Nov 19 2019, 9:11 pm

A new report adds to the growing chorus of concerns over the shortage of new market rental housing supply in Metro Vancouver, particularly in the City of Vancouver.

According to the Goodman Report’s rental housing update, construction completions for occupancy within Vancouver will actually be down by about 30% year-over-year, with 947 units across 14 buildings expected to reach completion in 2019 — compared to 1,364 units finished in 2018.

While the region’s namesake city is falling behind, the suburbs are picking up speed with rental housing completions in the suburban cities now growing six times year-over-year.

Surrey comes second with 624 new units across three buildings completed this year, followed by Burnaby with 357 new units across two buildings.

North Vancouver City, being a small jurisdiction, punches above its weight, with 170 new units across three projects.

Major additions were also experienced in New Westminster, with 548 units completed in 2019. But analysts warn there is a slowdown in the number of new proposed projects, as New Westminster’s municipal government recently initiated a below-market units requirement as a condition of rezoning, which is pushing many projects into becoming financially unfeasible.

Metro Vancouver rental housing update

Metro Vancouver rental housing update, November 2019. (Goodman Report)

Across the entire region, there are about 20,213 units across 200 development sites in the pipeline — either proposed, approved, or under construction. Just 5,067 units across 50 sites are actually under construction and scheduled for completion over the next three years — an average of 1,689 units per year.

The vast majority of these units, totalling 15,146 units across 150 sites, are either proposed or approved. If they are built, they will require about three to seven years before completion and occupancy — an average of about 2,163 units per year over seven years.

If achieved, the real number of regional projects would only be aligned with the City of Vancouver’s own goals of building 20,000 market rental homes over 10 years between 2018 and 2027, underscoring the need for significantly more rental supply across the region. To date, just 2,502 market rental units have been approved since the housing strategy came into force.

Vancouver, including UBC, has 8,433 units across 104 sites in the pipeline, the most of any jurisdiction, followed by Coquitlam with 3,632 units across 19 sites, North Vancouver City with 2,021 units across 21 sites, North Vancouver District with 830 units across 12 sites, Port Moody with 692 units across six sites, and West Vancouver with 637 units across six sites.

But the worst-performing municipalities for rental housing are in the suburbs, specifically Pitt Meadows, Richmond, and especially Delta, which completed zero rental units this year and has zero in the pipeline.

Analysts have indicated municipal policies are a major detriment to new rental housing supply, but they also note the provincial government’s recent policy of reducing the allowable rental increase formula for new construction has had an impact as well.

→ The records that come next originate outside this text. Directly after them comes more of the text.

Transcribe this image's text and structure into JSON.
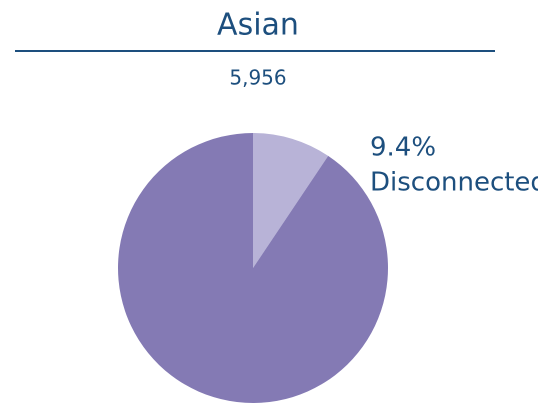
{
  "chart_data": {
    "type": "pie",
    "title": "Asian",
    "subtitle": "5,956",
    "categories": [
      "Disconnected",
      null
    ],
    "values": [
      9.4,
      90.6
    ],
    "value_labels": [
      "9.4%",
      null
    ],
    "colors": [
      "#b8b3d7",
      "#847ab4"
    ]
  }
}
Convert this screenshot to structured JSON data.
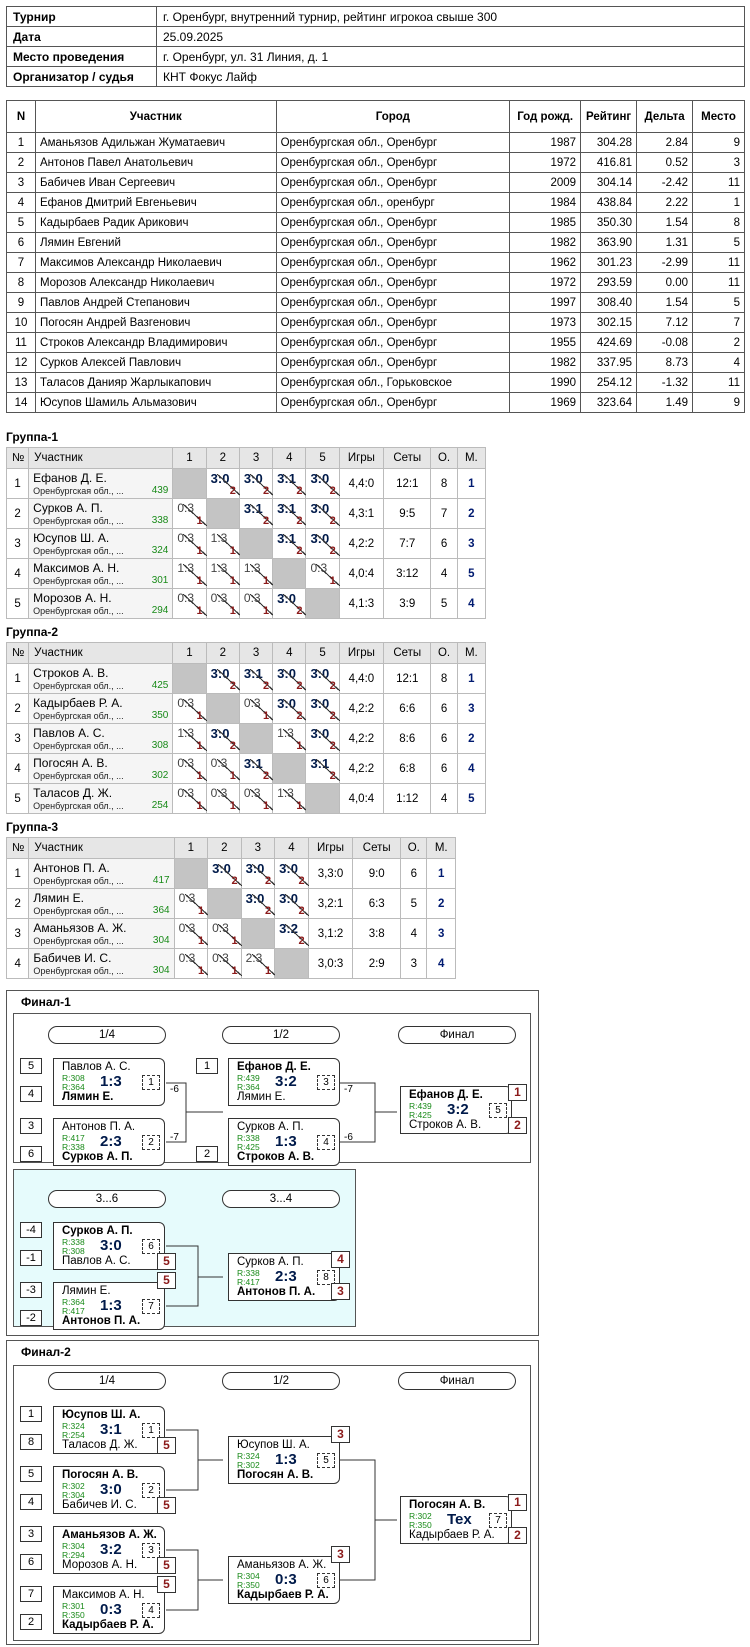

“While this well-intentioned measure was meant to protect those currently living in affordable units, it has had a negative effect on the valuation of future new purpose-built rentals,” reads the report.

“If a building comes to be worth less while costs continue to escalate, the results are projects shelved or reimagined (back to condos?), design reconfiguration and delays, or simply selling and moving on.”

The rental vacancy rate both within Vancouver and across the region is hovering at around 1%.